Hybrid stacks structures Composite/Metallic Alloy are commonly applied for manufacturing of structural components in different industrial sectors. Particularly, they are increasingly widely used in the aerospace industry because of these materials combine light weight with a high mechanical resistance. This fact helps to increase the load without needing to increment — even diminishing — the energetic consumption. Carbon Fiber Reinforced Composites (CFRC) and light alloys, such as Aluminium or Titanium based alloys, are usually combined for performing those stacks.
CFRC/Alloy stacks based airship structural elements commonly require drilling operations for the posterior assembly tasks. However, the machining processes of Non-Metal Matrix Composites (NMMC), and particularly CFRC, show significant differences with the machining processes of metallic materials. Because of this, it is very difficult to find a joint only one of cutting parameters for drilling these structures using One Shot Drilling (OSD) techniques.
In this work, a study of the cutting forces developed in the dry-OSD of CFRC/UNS A92024 stacks has been achieved as a function of the cutting speed and feedrate parameters. Dry drilling tests have been performed using different parameters for drilling CFRC and alloy. A change of the parameters in the interface between CFRC and the alloy has been programmed through a CAM software.

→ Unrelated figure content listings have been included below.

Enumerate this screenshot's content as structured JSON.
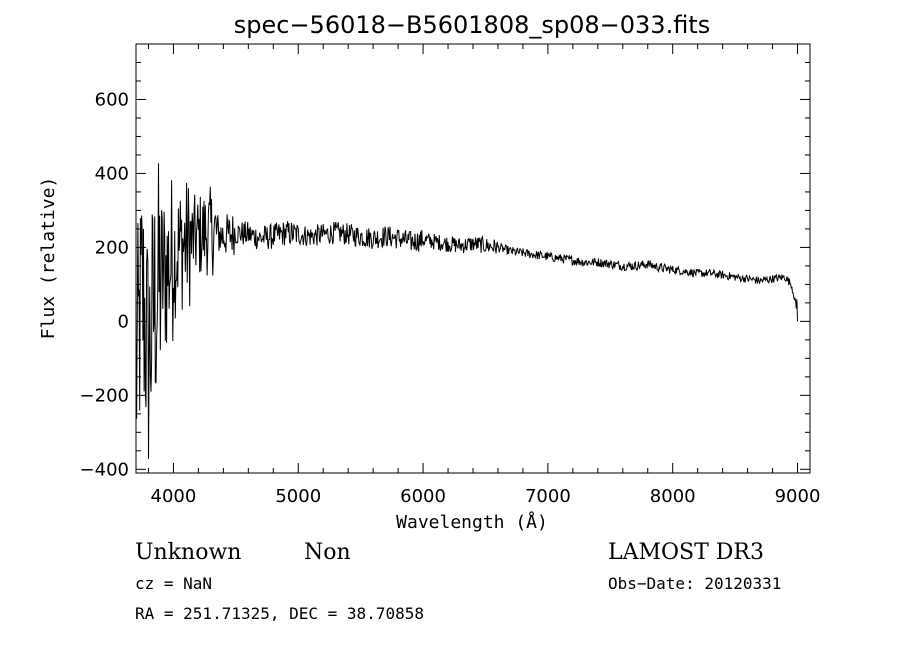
{
  "chart_data": {
    "type": "line",
    "title": "spec−56018−B5601808_sp08−033.fits",
    "xlabel": "Wavelength (Å)",
    "ylabel": "Flux (relative)",
    "xlim": [
      3700,
      9100
    ],
    "ylim": [
      -410,
      750
    ],
    "xticks": [
      4000,
      5000,
      6000,
      7000,
      8000,
      9000
    ],
    "yticks": [
      -400,
      -200,
      0,
      200,
      400,
      600
    ],
    "ytick_labels": [
      "−400",
      "−200",
      "0",
      "200",
      "400",
      "600"
    ],
    "grid": false,
    "series": [
      {
        "color": "#000000",
        "x": [
          3700,
          3750,
          3800,
          3850,
          3900,
          3950,
          4000,
          4050,
          4100,
          4150,
          4200,
          4250,
          4300,
          4400,
          4500,
          4600,
          4700,
          4800,
          4900,
          5000,
          5100,
          5200,
          5300,
          5400,
          5500,
          5600,
          5700,
          5800,
          5900,
          6000,
          6100,
          6200,
          6300,
          6400,
          6500,
          6600,
          6700,
          6800,
          6900,
          7000,
          7100,
          7200,
          7300,
          7400,
          7500,
          7600,
          7700,
          7800,
          7900,
          8000,
          8100,
          8200,
          8300,
          8400,
          8500,
          8600,
          8700,
          8800,
          8900,
          8950,
          8980,
          9000
        ],
        "y": [
          -150,
          80,
          -100,
          60,
          120,
          140,
          180,
          200,
          210,
          220,
          230,
          240,
          245,
          230,
          240,
          235,
          225,
          230,
          240,
          235,
          230,
          235,
          240,
          235,
          230,
          225,
          230,
          225,
          215,
          220,
          215,
          210,
          205,
          210,
          205,
          200,
          190,
          185,
          180,
          175,
          170,
          165,
          160,
          160,
          155,
          150,
          150,
          155,
          145,
          140,
          135,
          130,
          130,
          125,
          120,
          115,
          110,
          115,
          120,
          100,
          60,
          0
        ]
      }
    ]
  },
  "info": {
    "class_label": "Unknown",
    "subclass_label": "Non",
    "survey_label": "LAMOST DR3",
    "cz_text": "cz = NaN",
    "obs_date_text": "Obs−Date: 20120331",
    "coords_text": "RA = 251.71325, DEC =  38.70858"
  }
}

Higher cutting force values have been observed in the case of the Aluminium alloys. For both materials, obtained results have shown a strong increase of the cutting force with the increase of feedrate. However, only a slight increase with cutting speed has been observed.
The evolution of the cutting force as a function of the holes number has shown a trend to increase only for highest feedrates when CFRC/Alloy is drilled. From the obtained results a F(f,v) model has been proposed.